We already have a President who believes details are irrelevant and who is praised for being “genuine” and “telling it like it is” instead of resorting to political correctness and… well, correctness. Our Democratic field is still huge. There are 20 “major” candidates that I’m tracking, and 10 in the next debate. We have a glut of options. Let’s not settle on the guy who at least isn’t quite as bad as the last one.
Despite this defense from Biden, Julian Castro was the candidate who made me recoil with the first line of his email. I am lucky enough that I don’t need content warnings, but in light of others in the race using content warnings in their emails, the way Castro began was… insensitive.
Content warning: Gun violence against a child. Next 4 paragraphs.
A 17 month old baby girl was shot in the face this weekend.Julian Castro
The email had the innocuous subject of “I need your signature.” The preview in my Gmail read “I need 50,000 signatures on my petition before midnight: Demand Mitch McConnell cancel the Senate’s vacation and pass gun safety laws…”
And then I opened it up to a child getting shot in the face.

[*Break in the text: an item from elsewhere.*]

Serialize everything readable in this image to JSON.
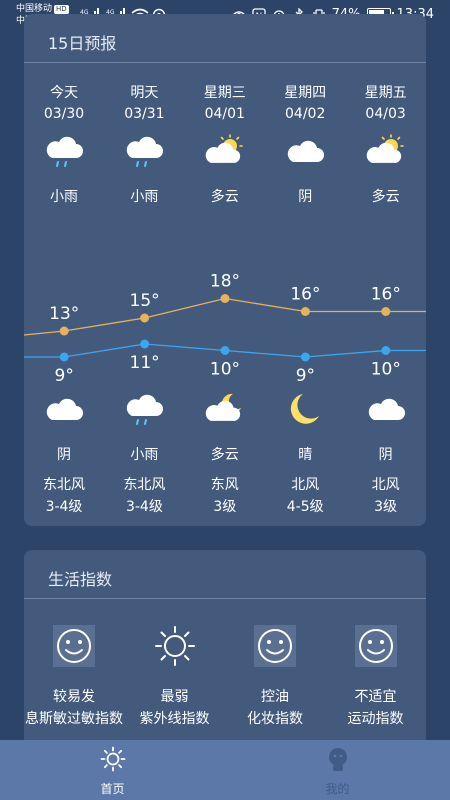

I am a full supporter of sensible gun safety laws. I do not need to be shocked or horrified into action. I’ve called my Senators. I did not appreciate this email from Castro, and I suspect many of his supporters from his home state of Texas also did not need the reminder of the violence at Odessa so blatantly shoved in their faces.
Content warnings are not to coddle special snowflakes. They are simply advance warnings that what you’re about to read may be disturbing, and it’s your own choice to read ahead knowing the danger. It’s like upping the rating on a movie: rated R for violence and gore tells people who aren’t okay with violence and gore that this isn’t a movie they should watch. A content warning about gun violence tells people who aren’t okay with reading about gun violence that they should probably not read this email.
Giving a content warning doesn’t hurt anyone. In an email, it literally doesn’t cost anything extra. Not giving a content warning can hurt people, though.